Treatment of Acute Severe Ulcerative Colitis

Medically Reviewed by Minesh Khatri, MD on June 05, 2022
4 min read

For the 907,000 Americans with ulcerative colitis, living with symptoms like urgent bowel movements, abdominal cramps, and loose or bloody stools can be overwhelming, but treatments can help keep symptoms in check.

Ulcerative colitis is a chronic disease, and most people have mild to moderate symptoms (called flares) that alternate with periods of remission. Between 10% and 20% of people with ulcerative colitis will have a more aggressive form of the disease called acute severe ulcerative colitis.

Acute severe ulcerative colitis (ASUC) is a serious complication of ulcerative colitis. It’s diagnosed when the disease flares and causes frequent bowel movements and bloody diarrhea, rapid heart rate, abdominal tenderness, fever, high levels of inflammation, and anemia. Inflammation in the intestinal wall makes the colon swollen and dilated, causing the stomach to become bloated. This is linked to a risk of developing toxic megacolon, the most serious complication of colitis.

ASUC is considered a medical emergency, and you'll probably be hospitalized to help manage the disease. Without treatment, ASUC could be life-threatening.

ASUC is a challenging condition to treat. Once you're admitted to the emergency room, you'll get a series of tests, including blood tests, stool tests, and an exam of your bowel called a sigmoidoscopy. You'll also get intravenous fluids to boost hydration.

The average hospital stay for ASUC treatment ranges from 4.6 to 12.5 days. During this time, your health care providers may include a gastroenterologist, colorectal surgeon, dietitian, pharmacist, and stomal therapist. The goal of hospitalizing you is to end the flare, get your symptoms under control, and put the disease into remission. Your doctors will want to make sure that rectal bleeding and diarrhea have stopped and normal bowel movements have returned. Rehospitalization is common.

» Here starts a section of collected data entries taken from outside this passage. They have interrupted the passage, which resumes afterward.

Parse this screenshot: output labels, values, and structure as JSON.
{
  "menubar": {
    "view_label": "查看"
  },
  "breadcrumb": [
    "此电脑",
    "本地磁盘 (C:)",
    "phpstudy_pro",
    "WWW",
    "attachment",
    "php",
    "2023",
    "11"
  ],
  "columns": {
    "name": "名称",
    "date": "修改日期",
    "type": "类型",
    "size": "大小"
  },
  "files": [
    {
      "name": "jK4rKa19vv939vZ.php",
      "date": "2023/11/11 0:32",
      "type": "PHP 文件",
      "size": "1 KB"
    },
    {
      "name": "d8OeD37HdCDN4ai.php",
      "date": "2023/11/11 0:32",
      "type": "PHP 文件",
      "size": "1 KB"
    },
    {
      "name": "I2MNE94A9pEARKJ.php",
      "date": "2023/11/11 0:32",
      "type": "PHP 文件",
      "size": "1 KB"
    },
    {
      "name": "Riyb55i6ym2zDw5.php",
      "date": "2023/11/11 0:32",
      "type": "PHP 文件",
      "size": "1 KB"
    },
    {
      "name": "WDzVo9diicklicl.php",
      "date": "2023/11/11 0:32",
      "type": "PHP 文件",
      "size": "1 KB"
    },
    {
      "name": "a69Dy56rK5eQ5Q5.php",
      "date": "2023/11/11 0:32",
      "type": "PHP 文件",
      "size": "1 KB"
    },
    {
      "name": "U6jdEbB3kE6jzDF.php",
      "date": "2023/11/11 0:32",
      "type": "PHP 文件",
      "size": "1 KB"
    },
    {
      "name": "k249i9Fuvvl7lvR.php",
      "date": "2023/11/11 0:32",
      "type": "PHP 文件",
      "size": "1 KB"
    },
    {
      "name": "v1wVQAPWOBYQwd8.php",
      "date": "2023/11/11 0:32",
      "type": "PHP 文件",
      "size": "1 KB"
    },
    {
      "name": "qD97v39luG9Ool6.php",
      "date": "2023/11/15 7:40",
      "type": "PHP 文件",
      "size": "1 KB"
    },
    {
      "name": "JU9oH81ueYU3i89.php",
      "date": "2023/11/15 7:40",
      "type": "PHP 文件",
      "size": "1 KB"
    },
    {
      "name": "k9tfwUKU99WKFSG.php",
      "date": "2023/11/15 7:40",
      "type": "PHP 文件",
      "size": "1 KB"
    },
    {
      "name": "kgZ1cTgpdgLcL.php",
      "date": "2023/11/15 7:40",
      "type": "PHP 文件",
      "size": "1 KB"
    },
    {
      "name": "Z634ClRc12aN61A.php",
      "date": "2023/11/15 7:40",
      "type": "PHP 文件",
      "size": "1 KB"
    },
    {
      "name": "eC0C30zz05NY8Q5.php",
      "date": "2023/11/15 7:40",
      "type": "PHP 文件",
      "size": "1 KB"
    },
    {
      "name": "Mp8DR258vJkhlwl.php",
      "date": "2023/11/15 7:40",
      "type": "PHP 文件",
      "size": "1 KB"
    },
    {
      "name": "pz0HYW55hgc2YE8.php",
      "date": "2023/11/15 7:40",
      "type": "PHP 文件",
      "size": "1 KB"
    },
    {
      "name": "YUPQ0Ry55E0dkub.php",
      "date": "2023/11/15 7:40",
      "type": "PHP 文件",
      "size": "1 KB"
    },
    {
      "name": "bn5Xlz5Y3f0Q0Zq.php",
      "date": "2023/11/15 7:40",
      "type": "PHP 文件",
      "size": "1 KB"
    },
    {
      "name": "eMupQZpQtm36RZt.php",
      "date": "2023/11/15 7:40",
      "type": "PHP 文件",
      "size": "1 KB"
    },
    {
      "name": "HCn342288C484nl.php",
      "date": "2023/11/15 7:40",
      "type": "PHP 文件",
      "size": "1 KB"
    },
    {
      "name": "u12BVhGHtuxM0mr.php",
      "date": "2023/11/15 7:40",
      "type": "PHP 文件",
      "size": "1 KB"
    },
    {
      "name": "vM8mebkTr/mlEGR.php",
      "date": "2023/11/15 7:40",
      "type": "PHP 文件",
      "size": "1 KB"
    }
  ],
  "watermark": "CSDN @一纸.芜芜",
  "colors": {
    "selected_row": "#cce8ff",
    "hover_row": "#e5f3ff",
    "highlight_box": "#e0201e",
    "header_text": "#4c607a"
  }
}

Intravenous steroid medications are the most common treatment for ASUC. For 30% to 40% of ASUC patients, steroid treatments don’t work – and taking steroid medications for more than 10 days increases your risk of complications.

If the steroids don’t help within 3 to 5 days, your health care team will start “medical rescue therapy” with immunosuppressive drugs like cyclosporine or infliximab.

You might get an operation to remove part (or all) of your colon, called a colectomy, if your ASUC doesn’t respond to steroids, immunosuppressants, or other medical treatments.

Research shows that patients who were admitted to the hospital for ASUC with symptoms that included more than eight bowel movements per day and higher levels of inflammation in their blood had an 85% likelihood of needing surgery.

If you have complications like a perforation of the colon or toxic megacolon, surgery will be the first treatment. Delaying surgery could increase your risk of complications following the operation.

Researchers have explored whether medications called Janus kinase (JAK) inhibitors, which block certain enzymes that are overactive in ASUC, could help treat the disease and decrease the number of patients who needed colectomy surgery. The study showed promising results, and research is ongoing.

Most diagnoses of ulcerative colitis are in men between the ages of 15 and 35. The disease course for ASUC can be harder to predict, but it commonly appears between ages 34 and 48.

There is data showing that 54% of those who developed ASUC get it within 1 year of their UC diagnosis; 18% developed ASUC within 1 to 5 years of their initial diagnosis; and 28% were diagnosed with ASUC more than 5 years after their UC diagnosis.

Additional studies show that those who were diagnosed before the age of 40 had an aggressive disease course, had large or deep ulcers on their colons, higher levels of inflammation, were prescribed steroid medications earlier in their disease, and were at a higher risk of severe disease, including ASUC. Men were at higher risk of needing a colectomy than women.

The long-term outlook for ASUC is guarded. There is a 20% chance that you'll need colectomy surgery after your first hospitalization, but that chance rises to 40% after two hospital admissions for ASUC. Severe flares are linked to a 1% risk of death.

Older age is linked with higher death rates. The death rate from ASUC is over 10% in people over 80 compared to fewer than 2% for people between the ages of 50 and 59.

UC is a chronic disease with no cure. Developing acute, severe symptoms is a risk for up to 20% of those diagnosed with the disease. With hospitalization, medical management, and a knowledgeable health care team, you can recover from a bout of ASUC and go into remission, but new flares are possible.